Quote Originally Posted by akshaydhavle View Post
I was trying out split development. I didn't have any Metol to and I remembered reading in "The Print" that dektol beyond 1:4 acts as a low contrast developer. So I mixed Dektol 1:2 for high contrast and 1:9 for low contrast.

What I found was that the 1:9 Dektol just acts slower but effectively reaches the same level of contrast given enough time. But the more interesting thing was that I got perfectly smooth tones where the same paper with the same exposure in Dektol 1:2 showed grain! This seems especially true with Zone III OR IV areas.

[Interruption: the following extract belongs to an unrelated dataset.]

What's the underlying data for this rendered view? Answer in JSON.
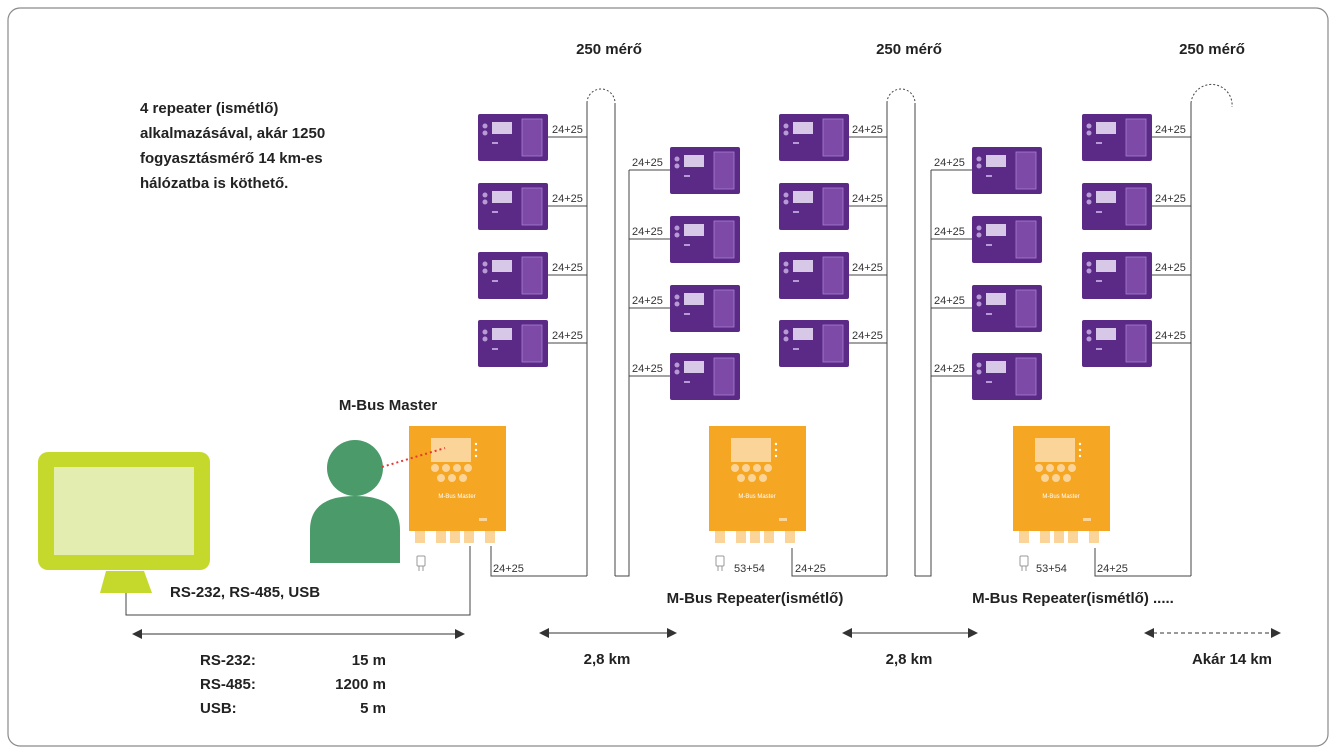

This really just won't work for split developing, as you found out. Dektol 1+9 is just a slow working higher-contrast developer, not really a low-contrast developer. If you want to experiment with split developing (a technique I still use a lot on graded papers) get yourself some Selectol Soft or mix some Ansco 120 or the like for the low-contrast component. The Beer's formula that AA used works well too, but I tend to just vary times in the low-contrast and high-contrast developer to achieve the desired result (e.g. 1'30" in Selectol Soft, 1' Dektol).

I can't explain the difference in smoothness of tones you observed. It might be interesting to do some experiments along this line... when I get back to my darkroom this next summer.